Italy property auctions rise 15%
Italian properties sold under auction and through foreclosures rose by more than 15% in 2009 compared to the year before, figures show.
And the three years to 2009 saw a huge 60% leap in such transactions – equating to a total of some 130,000, research by property in Italy conglomerate Tecnocasa reveals.
Meanwhile, nearly half of Italian households struggle to meet their monthly mortgage repayments, up from 38%, a separate survey shows. And by the end of last year Italian banks were saddled with some €59 million of "toxic" mortgage loans, compared to €41.3million just 12 months earlier.
It it worth noting, however, that a considerable number of court enforcement orders do not end in a court-ordered sell-off at auction.
Anyone buying an Italian house at auction can obtain discounts of 25%-plus on what the property would have been worth on the open market. These knockdown prices often act against the interests of the creditor, seeking to obtain as much of the outstanding debt as possible, and the debtor, who aims to realise as much as possible of the property's true open-market value.
However, it is possible to obtain an equitable balance between the interests of all three parties –debtor, creditor and purchaser – if all receive the correct assistance.

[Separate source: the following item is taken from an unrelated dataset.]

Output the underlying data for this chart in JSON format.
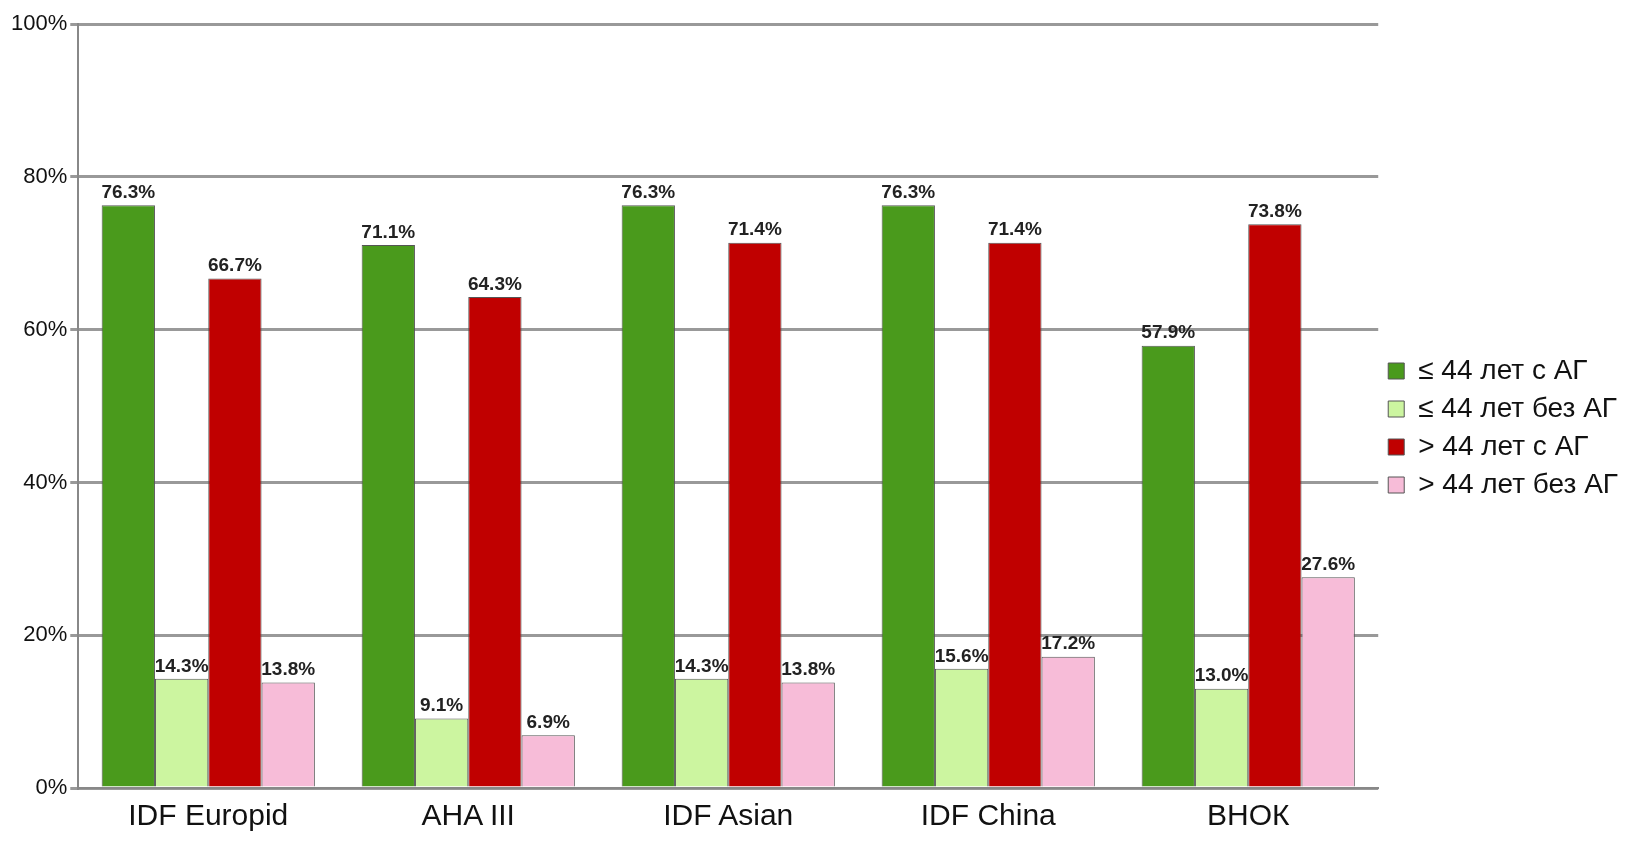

One can strike a happy equilibrium where the creditor agrees waive part of the sum owed to take into account the reduction in the time required for sale and the avoidance of enforcement costs.
In exchange, the debtor agrees to asset at a value sufficiently below market price to attract buyers' interest. Meanwhile, the purchaser knows he or she is acquiring a property in a safe, convenient fashion and without the unknowns that can often overshadow such transactions.